By the end of the year, however, it became apparent that Bow Centre Collieries was not able to finance the finished construction of a railway line. Furthermore, the CPR opted to introduce its next branch line 25 miles south of Bow City, and the provincial government rejected a petition to incorporate Bow City as a village.

Bow City's fortunes appeared briefly to reverse in the first half of 1914. Its hotel opened in June, and the provincial government relented on incorporating Bow City as a village on July 13, 1914. However, the outbreak of the First World War on July 28 ended British capital investment almost overnight, and farmers' hopes for irrigation of the Bow River were dashed when the Alberta Land Company entered receivership later in the year.

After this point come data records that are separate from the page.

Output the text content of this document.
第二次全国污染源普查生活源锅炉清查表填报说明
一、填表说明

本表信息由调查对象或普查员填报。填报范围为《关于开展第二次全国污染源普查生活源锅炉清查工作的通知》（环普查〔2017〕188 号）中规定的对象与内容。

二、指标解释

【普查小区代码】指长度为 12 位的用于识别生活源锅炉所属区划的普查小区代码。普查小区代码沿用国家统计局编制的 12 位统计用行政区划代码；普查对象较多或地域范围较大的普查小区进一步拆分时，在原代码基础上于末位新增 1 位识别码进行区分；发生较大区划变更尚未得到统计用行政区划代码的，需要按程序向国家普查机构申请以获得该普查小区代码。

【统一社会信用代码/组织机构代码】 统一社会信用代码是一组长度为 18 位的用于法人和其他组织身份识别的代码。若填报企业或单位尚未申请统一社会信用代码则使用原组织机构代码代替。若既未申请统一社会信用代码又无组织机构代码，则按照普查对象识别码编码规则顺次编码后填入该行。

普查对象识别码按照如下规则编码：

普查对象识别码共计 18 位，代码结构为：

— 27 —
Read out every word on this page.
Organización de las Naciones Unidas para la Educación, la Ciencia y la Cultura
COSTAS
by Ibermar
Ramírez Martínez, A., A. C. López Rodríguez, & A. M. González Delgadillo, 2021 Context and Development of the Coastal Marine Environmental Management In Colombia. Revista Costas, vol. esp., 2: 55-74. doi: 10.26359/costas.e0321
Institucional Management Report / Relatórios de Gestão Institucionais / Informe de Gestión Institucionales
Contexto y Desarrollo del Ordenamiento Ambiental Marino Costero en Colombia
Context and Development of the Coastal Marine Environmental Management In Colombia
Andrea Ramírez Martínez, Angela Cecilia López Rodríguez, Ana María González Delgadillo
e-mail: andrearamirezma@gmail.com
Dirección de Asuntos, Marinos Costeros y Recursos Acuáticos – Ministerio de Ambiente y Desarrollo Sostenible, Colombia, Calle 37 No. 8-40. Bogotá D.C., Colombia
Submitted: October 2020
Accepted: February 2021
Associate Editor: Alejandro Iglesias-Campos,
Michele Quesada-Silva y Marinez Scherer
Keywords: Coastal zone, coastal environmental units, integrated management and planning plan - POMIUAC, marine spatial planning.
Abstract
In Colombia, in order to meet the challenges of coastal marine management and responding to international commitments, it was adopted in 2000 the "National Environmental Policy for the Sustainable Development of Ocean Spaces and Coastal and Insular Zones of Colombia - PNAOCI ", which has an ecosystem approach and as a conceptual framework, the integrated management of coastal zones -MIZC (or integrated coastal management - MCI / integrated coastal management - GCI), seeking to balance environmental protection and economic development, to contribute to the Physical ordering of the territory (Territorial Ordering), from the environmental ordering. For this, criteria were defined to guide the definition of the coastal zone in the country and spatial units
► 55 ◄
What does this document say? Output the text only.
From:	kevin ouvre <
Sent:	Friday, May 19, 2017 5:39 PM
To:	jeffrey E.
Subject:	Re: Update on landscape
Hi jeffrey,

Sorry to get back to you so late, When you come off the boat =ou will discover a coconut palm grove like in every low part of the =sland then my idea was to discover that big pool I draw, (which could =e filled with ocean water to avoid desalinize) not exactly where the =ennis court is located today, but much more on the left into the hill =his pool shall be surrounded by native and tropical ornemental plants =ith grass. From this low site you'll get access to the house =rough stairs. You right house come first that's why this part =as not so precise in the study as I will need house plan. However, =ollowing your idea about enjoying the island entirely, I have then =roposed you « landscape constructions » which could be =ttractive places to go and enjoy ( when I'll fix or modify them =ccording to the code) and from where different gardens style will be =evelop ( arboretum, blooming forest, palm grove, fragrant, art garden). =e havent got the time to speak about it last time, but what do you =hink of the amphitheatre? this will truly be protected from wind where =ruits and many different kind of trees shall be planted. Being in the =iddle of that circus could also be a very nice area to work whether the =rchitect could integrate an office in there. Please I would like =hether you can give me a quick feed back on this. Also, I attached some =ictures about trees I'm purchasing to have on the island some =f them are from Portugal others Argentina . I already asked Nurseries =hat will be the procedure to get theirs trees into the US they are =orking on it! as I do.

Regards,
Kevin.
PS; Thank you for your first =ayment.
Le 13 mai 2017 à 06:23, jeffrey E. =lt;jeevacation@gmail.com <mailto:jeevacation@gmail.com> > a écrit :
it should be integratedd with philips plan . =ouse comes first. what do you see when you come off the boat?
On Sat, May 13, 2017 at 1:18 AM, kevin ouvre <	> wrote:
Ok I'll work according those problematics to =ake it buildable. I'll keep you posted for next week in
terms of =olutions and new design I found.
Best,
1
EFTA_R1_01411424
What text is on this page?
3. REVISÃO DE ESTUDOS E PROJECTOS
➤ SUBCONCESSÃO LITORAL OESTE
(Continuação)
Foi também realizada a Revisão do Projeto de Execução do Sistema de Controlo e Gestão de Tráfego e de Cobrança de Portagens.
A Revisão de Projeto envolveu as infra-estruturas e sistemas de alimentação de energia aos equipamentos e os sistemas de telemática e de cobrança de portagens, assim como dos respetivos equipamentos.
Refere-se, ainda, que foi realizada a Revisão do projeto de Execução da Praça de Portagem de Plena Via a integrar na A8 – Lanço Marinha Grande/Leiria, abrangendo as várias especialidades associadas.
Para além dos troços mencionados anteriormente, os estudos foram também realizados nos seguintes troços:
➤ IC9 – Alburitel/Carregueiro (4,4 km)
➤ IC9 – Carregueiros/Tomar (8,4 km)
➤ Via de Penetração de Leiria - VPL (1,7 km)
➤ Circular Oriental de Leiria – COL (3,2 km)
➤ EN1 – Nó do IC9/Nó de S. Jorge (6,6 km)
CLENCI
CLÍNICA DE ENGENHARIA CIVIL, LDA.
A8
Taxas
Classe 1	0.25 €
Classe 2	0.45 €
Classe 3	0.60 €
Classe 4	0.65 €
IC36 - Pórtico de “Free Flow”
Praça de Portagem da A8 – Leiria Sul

Bow City's population dropped from 125 residents in 1915 to 28 by June 1916. The settlement's rapid decline was exacerbated by its hotel burning down in July 1915. The absence of a train connection also stunted the economic growth of remaining coal mining operations. Bow City lost its village status on April 17, 1918. At this time, it had a population of around 6 residents. In 1921, Jack Eyres and his wife, Frances, left Bow City due to unfavourable agricultural conditions, relocating to Calgary instead.

=== Later developments: 1919-present ===
Mining operations continued in the settlement for some decades after, and Bow City enjoyed a minor resurgence during the Second World War, owing to the demand for coal in the production of war materials. Nonetheless, early aspirations of a permanent settlement did not transpire. Mining operations moved to the south of the river, as did most settlers, creating a new hamlet by the same name. The original Bow City's school closed in 1945.

Bow City was home to around 16 residents in 1956. Canada Post finally consented to changing the name of Eyremore's post office to Bow City in 1958, though it would cease operations in 1966. As of 2014, the original Bow City site contains a "scattered collection of acreages and a park," as described by historian Jonathan Koch.

==Bow City impact crater==

According to Wired magazine a paper presented at an American Geophysical Union Conference in December 2012 by Wei Xie of the University of Alberta described a buried crater under Bow City.

== Demographics ==

In the 1916 Census of Prairie Provinces, Bow City had a population of 28.